I’ve programmed a great deal in functional languages. I’m a long-time lover of LISP and ML, and my closest friends know about my hard-core dedication to Haskell (expressed in an admittedly odd manner). In fact, Haskell’s elegant marriage of pure functional programming with monads, notably the state monad, was a major inspiration for the design of the type system. There are of course many other influences, such as regions, linear types, affine types, etc.; however, I’d say Haskell was the strongest.
In some sense, we have simply taken the reverse angle of Haskell with its monads: what would it be like to embed pure functional programming within an otherwise imperative language?
This first goal is proving to be my fondest aspect of the language. The ability to have “pockets of imperative mutability,” familiar to programmers with C, C++, C#, and Java backgrounds, connected by a “functional tissue,” is not only clarifying, but works quite well in practice for building large and complex concurrent systems. It turns out many systems follow this model. Concurrent Haskell shares this high-level architecture, as does Erlang. Well-written C# systems do the same, though the language doesn’t (yet) help you to get it right.
Of course, as called out by the second goal, immutability and controlled side-effects are tremendously useful features on their own. Novel optimizations abound.
And it helps programmers declare and verify their intent. As mentioned in the paper, we have found/prevented many significant bugs this way. Did you ever want to verify that your contracts and assertions are pure, such that conditional compilation doesn’t change the outcome of your program? Or that your sort comparator isn’t mutating the elements while performing its comparisons? Neither has much to do with concurrency, although the latter facilitates parallel sorts. Many other systems introduce specific verification techniques to address specific problems, rather than employing a general purpose type system.
I would say the strength with respect to concurrency is not the type system itself, but rather what you can do with it.
The focus on implicit parallelism in the recent forum discussions was unfortunate. I guess “implicit parallelism” just makes for catchy and controversial titles. Yes, the type system makes implicit parallelism “safe and possible,” some forms of which are indeed profitable, but it’s not as though suddenly all of your for loops are going to run 8-times faster after a recompile. The optimization angle is an orthogonal, but very real, concern. There are decades of research and experience here.
Even when tasks are explicitly spawned, however, the fact that the type system catches unsafe mutable state capture that would lead to race conditions is, I dare say, game changing. I could never go back to the old model of instruction-level races, which now-a-days feels like programming a PDP6 to me (no insults implied). And yes, data parallel works great in this model. It may take a bit of imagination, rereading the article, and perhaps looking at related work such as Deterministic Parallel Java, to understand how, but it does.

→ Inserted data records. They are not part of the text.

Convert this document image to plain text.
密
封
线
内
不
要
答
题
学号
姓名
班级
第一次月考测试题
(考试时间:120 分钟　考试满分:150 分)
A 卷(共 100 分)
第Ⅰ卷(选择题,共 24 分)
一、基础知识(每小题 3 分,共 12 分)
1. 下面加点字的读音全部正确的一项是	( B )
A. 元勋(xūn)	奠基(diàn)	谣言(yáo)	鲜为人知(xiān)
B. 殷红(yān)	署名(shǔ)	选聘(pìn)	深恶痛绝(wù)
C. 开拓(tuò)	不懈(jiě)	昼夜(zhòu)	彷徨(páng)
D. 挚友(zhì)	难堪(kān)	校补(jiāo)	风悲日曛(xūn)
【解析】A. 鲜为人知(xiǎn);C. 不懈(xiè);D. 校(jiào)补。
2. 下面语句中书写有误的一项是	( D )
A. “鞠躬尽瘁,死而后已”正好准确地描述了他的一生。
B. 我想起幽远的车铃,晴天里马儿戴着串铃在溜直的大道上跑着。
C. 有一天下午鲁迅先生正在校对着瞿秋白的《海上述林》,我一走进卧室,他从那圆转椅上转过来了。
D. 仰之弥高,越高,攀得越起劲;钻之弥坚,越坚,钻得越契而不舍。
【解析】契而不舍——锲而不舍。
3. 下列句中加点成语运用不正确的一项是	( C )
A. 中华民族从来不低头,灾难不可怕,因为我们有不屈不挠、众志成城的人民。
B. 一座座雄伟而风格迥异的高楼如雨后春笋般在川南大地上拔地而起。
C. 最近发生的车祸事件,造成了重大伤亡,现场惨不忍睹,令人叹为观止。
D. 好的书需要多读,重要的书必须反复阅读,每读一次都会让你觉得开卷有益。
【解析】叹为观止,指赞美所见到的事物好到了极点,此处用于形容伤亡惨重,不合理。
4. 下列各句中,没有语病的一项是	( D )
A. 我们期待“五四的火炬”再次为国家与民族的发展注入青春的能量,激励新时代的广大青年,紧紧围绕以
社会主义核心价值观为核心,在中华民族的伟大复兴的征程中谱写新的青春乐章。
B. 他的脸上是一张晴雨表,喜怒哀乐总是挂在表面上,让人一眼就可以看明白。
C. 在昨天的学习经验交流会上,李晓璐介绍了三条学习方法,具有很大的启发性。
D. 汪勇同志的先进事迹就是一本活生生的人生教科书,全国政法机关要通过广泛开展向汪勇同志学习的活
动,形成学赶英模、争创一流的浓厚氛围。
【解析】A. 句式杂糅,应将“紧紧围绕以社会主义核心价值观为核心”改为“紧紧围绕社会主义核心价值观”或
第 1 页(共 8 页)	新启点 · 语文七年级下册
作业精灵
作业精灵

The effort grew out of my work on Software Transactional Memory in 2004, then Parallel Extensions (TPL and PLINQ), and then my book, a few years later. I had grown frustrated that our programming languages didn’t help us write correct concurrent code. Instead, these systems simply keep offering more and more unsafe building blocks and synchronization primitives. Although I admit to contributing to the mess, it continues to this day. How many flavors of tasks and blocking queues does the world need? I was also dismayed by the oft-cited “functional programming cures everything” mantra, which clearly isn’t true: most languages, Haskell aside, still offer mutability. And few of them track said mutability in a way that is visible to the type system (Haskell, again, being the exception). This means that races are still omnipresent, and thus concurrent programs expensive and error prone to write and maintain.
Reflecting back, I am somewhat amazed that the language has taken so long to hatch. Type systems that are sound and strike the right balance of utility and approachability are hard work!
I am ecstatic that we’ve been able to make inroads towards solving these hard problems. My team is, quite simply, an amazing group of people, and without them the ideas would have never made it beyond the “that will never work” phase. I look forward to sharing more about our work in the years to come.